I am not sure I understand how "upside investing" is supposed to work. For example:
1. What is the rate of return on stocks?
2. When I change the amount invested in stocks each year from 0 to 50k the floor value goes DOWN substantially for the first 5 years of the plan, and stays somewhat lower through the life of the plan.
3. In general how does changing the dates for starting, and stopping converting to safe assets impact the floor value?
4. How do I think about comparing the upside investing to the "standard" smoothing plan?

Sorry for all the questions, but as I said in the beginning I don't really understand the concept, or what it is I am hoping to discover through the use of upside investing?

Comments

Well I seem to have double posted. I didn't realize that the first draft have gone up. However, questions 2, 3 & 4 are still puzzling me.

dan royer's picture

You could read the section in the user manual, which is linked at the bottom of this site under Help and Support (or here: https://www.esplanner.com/learn-more/user-manual )

But the key concept here is that the risky assets (which are using the S&P historical returns) are assumed to be ALL LOST. So this will cause your living standard to go down--or think of it as establishing the floor value.

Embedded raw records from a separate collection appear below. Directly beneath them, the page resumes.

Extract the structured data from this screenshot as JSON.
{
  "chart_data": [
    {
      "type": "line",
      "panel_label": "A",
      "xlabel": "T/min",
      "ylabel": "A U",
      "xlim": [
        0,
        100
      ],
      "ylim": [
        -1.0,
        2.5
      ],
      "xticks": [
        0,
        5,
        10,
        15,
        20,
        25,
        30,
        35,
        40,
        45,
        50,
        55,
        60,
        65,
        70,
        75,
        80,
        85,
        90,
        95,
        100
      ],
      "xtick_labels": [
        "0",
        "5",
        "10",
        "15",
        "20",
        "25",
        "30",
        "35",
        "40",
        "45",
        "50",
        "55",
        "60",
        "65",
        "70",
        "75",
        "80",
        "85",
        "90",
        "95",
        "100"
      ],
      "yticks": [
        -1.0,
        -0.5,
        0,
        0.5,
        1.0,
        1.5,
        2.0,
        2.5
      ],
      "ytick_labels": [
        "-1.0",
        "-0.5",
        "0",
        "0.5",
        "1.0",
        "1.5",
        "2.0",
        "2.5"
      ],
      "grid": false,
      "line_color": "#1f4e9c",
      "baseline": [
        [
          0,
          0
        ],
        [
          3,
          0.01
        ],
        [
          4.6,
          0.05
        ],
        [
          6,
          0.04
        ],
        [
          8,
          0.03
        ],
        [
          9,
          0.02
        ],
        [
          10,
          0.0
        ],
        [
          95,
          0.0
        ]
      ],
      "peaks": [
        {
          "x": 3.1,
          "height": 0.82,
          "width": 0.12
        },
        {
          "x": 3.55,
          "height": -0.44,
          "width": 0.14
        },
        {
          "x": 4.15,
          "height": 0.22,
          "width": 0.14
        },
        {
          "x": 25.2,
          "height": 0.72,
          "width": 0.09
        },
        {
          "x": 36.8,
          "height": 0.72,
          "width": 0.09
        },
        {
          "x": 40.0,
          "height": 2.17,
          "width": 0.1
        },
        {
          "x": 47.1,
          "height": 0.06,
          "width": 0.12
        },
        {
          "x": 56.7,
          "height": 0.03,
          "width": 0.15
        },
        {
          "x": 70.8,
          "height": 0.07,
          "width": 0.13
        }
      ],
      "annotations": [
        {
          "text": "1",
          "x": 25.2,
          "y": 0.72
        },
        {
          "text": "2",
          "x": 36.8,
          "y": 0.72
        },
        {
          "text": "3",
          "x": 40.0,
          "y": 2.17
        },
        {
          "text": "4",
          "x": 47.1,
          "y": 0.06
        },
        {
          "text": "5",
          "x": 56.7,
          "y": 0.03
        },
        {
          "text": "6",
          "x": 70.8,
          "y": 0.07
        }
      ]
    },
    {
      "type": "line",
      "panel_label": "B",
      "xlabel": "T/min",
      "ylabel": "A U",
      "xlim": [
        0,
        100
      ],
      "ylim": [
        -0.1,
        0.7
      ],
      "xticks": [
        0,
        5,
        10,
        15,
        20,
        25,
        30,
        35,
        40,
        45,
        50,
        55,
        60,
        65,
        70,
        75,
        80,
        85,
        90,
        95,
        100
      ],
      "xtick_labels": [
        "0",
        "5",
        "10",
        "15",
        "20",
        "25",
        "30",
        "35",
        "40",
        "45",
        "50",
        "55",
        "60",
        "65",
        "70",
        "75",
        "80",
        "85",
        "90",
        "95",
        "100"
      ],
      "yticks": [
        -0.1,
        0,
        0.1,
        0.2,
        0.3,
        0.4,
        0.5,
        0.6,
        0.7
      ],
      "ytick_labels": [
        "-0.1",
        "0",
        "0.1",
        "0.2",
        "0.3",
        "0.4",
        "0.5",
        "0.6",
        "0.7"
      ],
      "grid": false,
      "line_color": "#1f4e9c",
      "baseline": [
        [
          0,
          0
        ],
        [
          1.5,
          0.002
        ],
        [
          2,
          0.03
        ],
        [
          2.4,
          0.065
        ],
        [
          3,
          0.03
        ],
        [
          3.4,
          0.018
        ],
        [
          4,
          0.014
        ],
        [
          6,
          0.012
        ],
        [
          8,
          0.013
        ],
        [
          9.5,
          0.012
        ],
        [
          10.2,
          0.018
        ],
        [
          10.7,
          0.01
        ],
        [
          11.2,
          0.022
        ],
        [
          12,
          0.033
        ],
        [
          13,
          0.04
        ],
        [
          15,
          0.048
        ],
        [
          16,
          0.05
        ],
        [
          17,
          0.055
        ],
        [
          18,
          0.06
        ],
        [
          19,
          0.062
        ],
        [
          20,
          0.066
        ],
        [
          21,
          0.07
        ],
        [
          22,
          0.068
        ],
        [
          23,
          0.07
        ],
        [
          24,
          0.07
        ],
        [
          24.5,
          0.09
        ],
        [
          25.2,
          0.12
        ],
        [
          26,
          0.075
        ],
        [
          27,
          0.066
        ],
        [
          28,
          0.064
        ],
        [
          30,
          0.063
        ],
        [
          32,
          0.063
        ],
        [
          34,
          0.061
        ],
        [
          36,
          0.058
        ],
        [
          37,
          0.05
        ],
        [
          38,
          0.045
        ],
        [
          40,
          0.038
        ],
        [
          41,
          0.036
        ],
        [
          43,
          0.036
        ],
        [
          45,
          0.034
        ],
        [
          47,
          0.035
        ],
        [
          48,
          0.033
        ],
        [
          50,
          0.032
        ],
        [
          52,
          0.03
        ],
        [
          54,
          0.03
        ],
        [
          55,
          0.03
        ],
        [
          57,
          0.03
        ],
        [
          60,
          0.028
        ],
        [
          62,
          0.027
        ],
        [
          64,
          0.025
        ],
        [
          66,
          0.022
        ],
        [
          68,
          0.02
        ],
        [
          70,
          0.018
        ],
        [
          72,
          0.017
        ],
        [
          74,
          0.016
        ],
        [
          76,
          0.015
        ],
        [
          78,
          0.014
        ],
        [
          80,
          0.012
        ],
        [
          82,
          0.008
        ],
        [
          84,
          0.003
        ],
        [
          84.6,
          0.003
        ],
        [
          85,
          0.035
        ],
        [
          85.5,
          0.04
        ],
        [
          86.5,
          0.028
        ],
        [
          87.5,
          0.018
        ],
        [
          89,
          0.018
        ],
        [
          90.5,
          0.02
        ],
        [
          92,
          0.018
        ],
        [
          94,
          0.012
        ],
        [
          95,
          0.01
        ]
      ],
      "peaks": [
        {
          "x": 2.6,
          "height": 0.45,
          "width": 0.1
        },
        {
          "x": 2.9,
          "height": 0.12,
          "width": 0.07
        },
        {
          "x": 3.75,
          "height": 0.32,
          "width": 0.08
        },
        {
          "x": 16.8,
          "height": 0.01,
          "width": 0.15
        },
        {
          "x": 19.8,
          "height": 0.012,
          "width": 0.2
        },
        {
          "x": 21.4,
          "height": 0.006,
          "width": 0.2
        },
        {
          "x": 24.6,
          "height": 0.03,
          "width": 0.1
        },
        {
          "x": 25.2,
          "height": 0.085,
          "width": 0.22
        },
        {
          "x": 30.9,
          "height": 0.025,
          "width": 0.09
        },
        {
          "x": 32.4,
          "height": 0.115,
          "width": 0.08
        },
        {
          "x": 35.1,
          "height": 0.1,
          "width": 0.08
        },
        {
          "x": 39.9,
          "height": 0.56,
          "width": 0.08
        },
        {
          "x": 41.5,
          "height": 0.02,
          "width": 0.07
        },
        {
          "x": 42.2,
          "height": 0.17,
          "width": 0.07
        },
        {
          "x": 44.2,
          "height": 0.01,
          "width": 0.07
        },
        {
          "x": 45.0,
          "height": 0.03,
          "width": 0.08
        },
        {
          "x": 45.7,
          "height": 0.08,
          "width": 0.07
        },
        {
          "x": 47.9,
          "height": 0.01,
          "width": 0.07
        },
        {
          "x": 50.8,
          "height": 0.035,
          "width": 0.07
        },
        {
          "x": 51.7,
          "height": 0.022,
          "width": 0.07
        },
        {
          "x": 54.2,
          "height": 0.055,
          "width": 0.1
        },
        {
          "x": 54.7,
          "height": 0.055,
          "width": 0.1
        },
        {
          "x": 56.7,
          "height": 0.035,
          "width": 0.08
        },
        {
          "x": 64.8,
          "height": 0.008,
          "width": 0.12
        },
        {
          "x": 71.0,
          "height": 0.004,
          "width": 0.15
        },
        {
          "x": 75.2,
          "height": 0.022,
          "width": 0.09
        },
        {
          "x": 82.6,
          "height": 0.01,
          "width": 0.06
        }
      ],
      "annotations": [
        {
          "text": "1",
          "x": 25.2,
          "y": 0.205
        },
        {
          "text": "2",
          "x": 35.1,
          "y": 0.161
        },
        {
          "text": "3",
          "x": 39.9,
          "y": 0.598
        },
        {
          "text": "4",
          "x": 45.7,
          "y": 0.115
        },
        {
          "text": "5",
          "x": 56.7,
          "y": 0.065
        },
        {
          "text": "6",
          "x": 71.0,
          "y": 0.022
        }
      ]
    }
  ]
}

Then, the Upside reports show you the probability that you will not lose it all and thus beat the floor value.

The questions are fine.

It's one way to look at things, but I personally don't find it that useful to assume that I lose all those equity assets. Some others do. For me, the economics mode set at a very moderate level say 3%, 5% and 6% shows me the range of reasonable asset allocations.

Dan:

I am agreement with your comments that it is not too useful to assume all the equity assets are lost. The chances of that happening are extremely remote unless you put all your risky assets with the next Bernie Maddoff, and even that can be avoided by not putting all your eggs in one basket.